The black one went on kind of subtle. I put Steamy over to jazz it up a bit.  They were kind of like the Powerpoints, but I don't know if they will have the same longevity. It seemed like the glitter showed up more with the colored ones, but still not as dramatic as the liquid glitter liners.


----------



## crystrill (Apr 3, 2006)

I LOVE IT!!!!
I already have a list of stuff I want. I think my next paycheck will be dedicated to getting the collection.


----------



## Sarah (Apr 6, 2006)

Quote:

   Originally Posted by *crystrill* 
_






I LOVE IT!!!!
I already have a list of stuff I want.
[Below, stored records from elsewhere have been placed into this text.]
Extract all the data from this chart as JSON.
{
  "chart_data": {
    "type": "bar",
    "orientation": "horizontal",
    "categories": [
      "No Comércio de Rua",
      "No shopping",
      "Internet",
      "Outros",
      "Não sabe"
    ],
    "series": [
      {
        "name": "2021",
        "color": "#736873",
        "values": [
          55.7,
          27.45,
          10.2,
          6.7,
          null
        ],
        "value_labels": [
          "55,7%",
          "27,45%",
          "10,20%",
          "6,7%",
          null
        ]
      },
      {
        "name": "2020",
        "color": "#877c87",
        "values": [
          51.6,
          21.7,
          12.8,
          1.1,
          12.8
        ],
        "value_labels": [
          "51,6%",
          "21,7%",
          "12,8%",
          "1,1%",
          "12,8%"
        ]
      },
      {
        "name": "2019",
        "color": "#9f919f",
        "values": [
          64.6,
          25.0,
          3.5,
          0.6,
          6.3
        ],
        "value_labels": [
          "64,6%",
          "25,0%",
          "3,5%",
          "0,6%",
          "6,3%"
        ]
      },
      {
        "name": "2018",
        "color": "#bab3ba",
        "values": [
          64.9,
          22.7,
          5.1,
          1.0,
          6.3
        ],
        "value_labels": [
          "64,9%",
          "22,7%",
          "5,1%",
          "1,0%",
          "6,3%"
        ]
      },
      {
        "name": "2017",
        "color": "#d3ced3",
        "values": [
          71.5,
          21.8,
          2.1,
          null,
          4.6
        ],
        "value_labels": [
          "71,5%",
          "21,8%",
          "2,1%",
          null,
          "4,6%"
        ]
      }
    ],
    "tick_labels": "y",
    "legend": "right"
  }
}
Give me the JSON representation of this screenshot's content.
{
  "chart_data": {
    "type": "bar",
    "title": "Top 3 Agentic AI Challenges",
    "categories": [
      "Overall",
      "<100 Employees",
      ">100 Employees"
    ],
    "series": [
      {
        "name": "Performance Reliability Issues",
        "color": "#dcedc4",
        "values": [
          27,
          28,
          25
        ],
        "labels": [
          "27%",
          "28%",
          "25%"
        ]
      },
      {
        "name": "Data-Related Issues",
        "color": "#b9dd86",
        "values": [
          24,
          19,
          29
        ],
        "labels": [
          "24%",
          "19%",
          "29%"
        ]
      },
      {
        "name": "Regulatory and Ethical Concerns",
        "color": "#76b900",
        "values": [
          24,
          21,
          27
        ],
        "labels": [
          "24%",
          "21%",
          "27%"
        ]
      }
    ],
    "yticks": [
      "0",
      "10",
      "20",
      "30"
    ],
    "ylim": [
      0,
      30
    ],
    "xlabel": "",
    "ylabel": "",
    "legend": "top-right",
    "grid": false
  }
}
I think my next paycheck will be dedicated to getting the collection._

 
The pink lipglass that you can barely see in that pic, which colour do we think it is?


----------



## 1MaCaDDicT (Apr 6, 2006)

OMG i heart it!!!!!!!!!!!


----------



## noteventherain (Apr 6, 2006)

Quote:

   Originally Posted by *Sarah* 
_The pink lipglass that you can barely see in that pic, which colour do we think it is?_

 
That looks like this one. . .(it could possibly be Pink Meringue though)


----------



## Parishoon (Apr 7, 2006)

some one on the LJ said it's at the LA pro store...only 1 week, i'm uncharacteristically excited about this.


----------